Un rigore per l’Australia ai Mondiali. E anche per il Kenya, casa sua. Awer Mabil, esterno offensivo del club turco Kasimpasa (ma a breve passerà al Cadice, nella Liga spagnola) è stato uno dei rigoristi che ha regalato l’accesso alla Coppa del Mondo in Qatar alla nazionale australiana nello spareggio con il Perù di un paio di giorni fa a Doha. Nella sua complicata storia, raccontata anche dalla Bbc, c’è un po’ di tutto ma soprattutto tanta riconoscenza per il paese australiano, che l’ha accolto ormai da 16 anni. Mabil è un rifugiato politico, originario del Sud Sudan, il paese dei genitori che, dopo lo scoppio della seconda guerra civile in Sudan (20 anni di orrore, quasi due milioni di morti), si sono diretti in Kenya. Mabil è nato a Kakuma, in uno dei campi profughi della città keniana, nella miseria più nera e un ambiente dove la violenza, paura e degrado la fanno da padrone. Dove le riserve alimentari andavano centellinate: un chilo di riso e tre di fagioli una volta al mese dall’Onu, come ha raccontato lo stesso Mabil, che ha vissuto per anni in una capanna di fango condivisa con padre, madre e sorella.
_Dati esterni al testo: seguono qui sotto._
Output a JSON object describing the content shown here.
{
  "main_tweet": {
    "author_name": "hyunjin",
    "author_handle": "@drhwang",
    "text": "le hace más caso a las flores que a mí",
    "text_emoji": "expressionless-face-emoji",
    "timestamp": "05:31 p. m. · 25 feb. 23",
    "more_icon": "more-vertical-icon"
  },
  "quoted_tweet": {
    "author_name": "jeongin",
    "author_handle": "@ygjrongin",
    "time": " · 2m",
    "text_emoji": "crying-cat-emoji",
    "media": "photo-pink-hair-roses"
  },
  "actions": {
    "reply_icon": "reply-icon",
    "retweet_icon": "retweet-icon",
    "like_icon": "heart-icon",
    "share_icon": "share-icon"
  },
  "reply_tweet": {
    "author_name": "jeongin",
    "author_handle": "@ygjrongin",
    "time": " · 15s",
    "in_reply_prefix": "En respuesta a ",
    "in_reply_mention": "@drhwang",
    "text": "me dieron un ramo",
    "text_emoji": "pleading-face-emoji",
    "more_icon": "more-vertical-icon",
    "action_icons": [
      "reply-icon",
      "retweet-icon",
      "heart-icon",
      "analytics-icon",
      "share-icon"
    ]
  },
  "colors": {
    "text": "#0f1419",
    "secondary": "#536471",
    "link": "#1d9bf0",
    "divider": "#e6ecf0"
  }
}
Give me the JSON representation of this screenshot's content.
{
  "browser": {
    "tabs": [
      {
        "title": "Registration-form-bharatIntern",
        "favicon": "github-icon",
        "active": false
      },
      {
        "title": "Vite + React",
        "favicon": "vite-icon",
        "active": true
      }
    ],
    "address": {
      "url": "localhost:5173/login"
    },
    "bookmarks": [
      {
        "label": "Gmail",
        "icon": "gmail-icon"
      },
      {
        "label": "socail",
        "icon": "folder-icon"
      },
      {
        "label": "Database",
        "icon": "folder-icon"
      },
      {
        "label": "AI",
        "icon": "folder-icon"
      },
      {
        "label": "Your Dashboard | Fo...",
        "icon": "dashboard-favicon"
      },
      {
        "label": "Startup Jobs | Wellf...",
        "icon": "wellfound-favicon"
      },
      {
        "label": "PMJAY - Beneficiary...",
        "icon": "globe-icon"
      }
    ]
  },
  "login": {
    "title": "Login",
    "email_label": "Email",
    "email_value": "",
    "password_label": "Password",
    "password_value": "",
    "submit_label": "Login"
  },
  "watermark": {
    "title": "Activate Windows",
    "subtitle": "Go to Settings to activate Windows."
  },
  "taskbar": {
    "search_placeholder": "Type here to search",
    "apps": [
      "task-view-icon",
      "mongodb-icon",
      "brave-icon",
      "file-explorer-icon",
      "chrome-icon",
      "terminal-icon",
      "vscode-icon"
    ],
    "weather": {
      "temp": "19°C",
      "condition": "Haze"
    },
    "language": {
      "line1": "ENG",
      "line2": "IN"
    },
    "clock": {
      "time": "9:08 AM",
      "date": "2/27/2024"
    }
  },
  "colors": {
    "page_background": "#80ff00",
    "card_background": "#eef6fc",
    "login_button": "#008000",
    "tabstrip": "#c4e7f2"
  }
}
La svolta nella vita di Mabil è arrivata con il viaggio della speranza, per un futuro diverso, in Australia, all’interno di un programma di aiuti umanitari al Kenya

UN PASTO al giorno, di più non si poteva. A un certo punto nella sua esistenza di stenti è arrivato il calcio, in particolar modo la passione per le imprese del Manchester United: due ore a piedi per poter assistere su un vecchio televisore alle partite dei Red Devils di Sir Alex Ferguson, il meglio di quanto potesse offrire la Premier League che diventava un modello sia in Africa che in Estremo Oriente. Costava un dollaro a testa sedersi e guardare, se non lo avevi l’alternativa era il racconto di un amico per immaginare le giocate dei vari Beckham, Giggs, Stam, Giggs, Scholes.

LA SVOLTA nella vita di Mabil è arrivata con il viaggio della speranza, per un futuro diverso, in Australia, all’interno di un programma di aiuti umanitari al Kenya. Il processo d’integrazione non è stato facile, Mabil ha dovuto patire dopo il suo arrivo in Australia anche lo stigma del razzismo. L’ha conosciuto a 16 anni ma aveva le spalle coperte perché aveva un obiettivo in mente. Aveva già iniziato a fare sul serio con il pallone: ingaggiato dall’Adelaide United che ne intuisce subito le potenzialità, un paio di stagioni nella A-League, il massimo campionato australiano, prima di un’esperienza in Danimarca, al Midtjylland, con un gettone in Champions League.

TRA POCO sfiderà il Real Madrid in Spagna e tra qualche mese sarà ai Mondiali in Qatar, garantendo all’Australia la quinta partecipazione consecutiva alla Coppa del Mondo, Awer dopo il rigore al Perù si è sentito di ringraziare gli australiani, che l’hanno accolto, nonostante il razzismo e la diffidenza. Quel rigore è la restituzione di un sogno.
Nel frattempo l’ala del Kasimpasa ha creato la sua fondazione, Barefoot to Boots, portando scarpe da calcio, attrezzature sportive, mediche, per i rifugiati di Kakuma. Non è il primo africano che investe parte delle ricchezze accumulate in carriera per concedere una chance alla sua città d’origine. Prima di lui in tanti, da Yaya Tourè a Eto’o, Drogba. Un segno di gratitudine per aver costruito le basi del suo sogno.